Buying ready feed is convenient but costly; mixing your own from a protein-rich concentrate and a cheap energy grain can cut the bill — if you get the protein right. The Pearson square is the classic, foolproof way to blend two feeds to a target crude protein: a little diagonal subtraction gives the exact proportion of each.

This tool runs the square for you: enter the protein levels of your two feeds, your target, and the batch size, and it returns the kilograms of each feed, the achieved protein and the cost per kg — and flags if the target doesn't sit between your two feeds. Remember it balances protein only; add a mineral-vitamin premix and balance energy separately for a complete ration. Pair it with the Livestock Feed and Feed Conversion Ratio tools.

Hit the protein

Exact kg of each feed to reach your target crude protein.

Mix your own

Blend a cheap grain with a concentrate to cut feed cost.

Cost the mix

Add feed prices to see the cost per kg of your blend.

Any species

Works for poultry, cattle, pig and fish rations.

Frequently Asked Questions

What is the Pearson square?+

A simple method to mix two feeds to a target protein (or other nutrient) level. You subtract diagonally across a square: parts of the high-protein feed = target − low feed's protein; parts of the low feed = high feed's protein − target. The ratio of those parts gives the mix. This tool does it instantly for any two feeds.

How do I balance feed to a target protein?+

Pick a protein-rich feed (e.g. oilcake at 44%) and a protein-poor feed (e.g. maize at 9%), and a target (e.g. 18%). The Pearson square gives the proportion of each: here about 26% oilcake and 74% maize. Enter your feeds' protein levels and target and the tool returns the kilograms of each for your batch.

Why must the target lie between the two feeds?+

Mixing two feeds can only produce a protein level between their two values — you can't get 20% by blending a 9% and an 18% feed. The target must sit between the protein-poor and protein-rich feed. The tool flags an invalid combination so you choose feeds that bracket your target.

Can I use it for poultry, cattle, pigs or fish?+

Yes — the Pearson square works for any species' ration. Just use the protein levels of your two feeds and the target crude protein for that animal and stage (e.g. broiler starter ~22%, layer ~16%, dairy concentrate ~18%, fish feed 25–35%). The maths is the same; choose feeds that bracket the target.

What about more than two feeds, or other nutrients?+

The basic Pearson square balances two feeds for one nutrient. For multiple feeds or several nutrients (energy, lysine, calcium) at once, you need least-cost formulation software. But the two-feed square covers the common on-farm case of blending a concentrate with a grain, which this tool handles.

What is crude protein?+

Crude protein is the standard measure of a feed's protein content, estimated from its nitrogen (N × 6.25). Feed tags and tables list it as a percentage. Use the crude protein % of your two feeds and your target; the tool blends them to hit the target crude protein.

How do I keep feed cost down?+

Use the cheapest feeds that bracket your target protein, and let the square find the proportion. Enter each feed's price and the tool gives the cost per kg of the mix, so you can compare feed pairs and choose the least-cost combination that still meets the protein target.

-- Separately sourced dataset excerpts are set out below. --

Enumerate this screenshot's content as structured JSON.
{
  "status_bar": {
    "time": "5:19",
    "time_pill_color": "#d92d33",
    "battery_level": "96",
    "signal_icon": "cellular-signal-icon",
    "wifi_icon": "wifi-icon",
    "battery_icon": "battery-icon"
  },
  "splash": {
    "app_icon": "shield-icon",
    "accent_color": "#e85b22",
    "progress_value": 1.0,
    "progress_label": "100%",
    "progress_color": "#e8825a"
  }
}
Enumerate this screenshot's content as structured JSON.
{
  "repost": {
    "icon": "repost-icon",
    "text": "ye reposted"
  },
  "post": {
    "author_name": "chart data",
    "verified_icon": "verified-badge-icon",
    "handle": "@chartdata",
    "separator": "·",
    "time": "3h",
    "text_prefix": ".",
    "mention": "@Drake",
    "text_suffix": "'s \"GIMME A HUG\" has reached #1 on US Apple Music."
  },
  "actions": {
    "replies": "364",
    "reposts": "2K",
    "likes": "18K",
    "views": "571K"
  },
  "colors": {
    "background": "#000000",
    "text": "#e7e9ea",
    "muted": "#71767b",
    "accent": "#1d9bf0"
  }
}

Does protein alone make a balanced ration?+

No — a complete ration also needs energy, fibre, minerals, vitamins and (for some species) specific amino acids. The Pearson square fixes the protein blend; add a mineral-vitamin premix and balance energy separately. Use this as the protein step, not the whole ration.

What are good protein-rich and protein-poor feeds?+

Protein-rich: oilcakes (groundnut, soybean, mustard, cotton), fishmeal, pulses. Protein-poor (energy) feeds: maize, broken rice, wheat bran, sorghum. Blend one of each to hit the target. The tool just needs their protein % and your target.

How accurate is the result?+

The Pearson square is exact for the protein blend given the inputs — the achieved protein the tool shows will equal your target when the feeds bracket it. Accuracy in practice depends on knowing your feeds' true protein levels, so use tested or tabled values.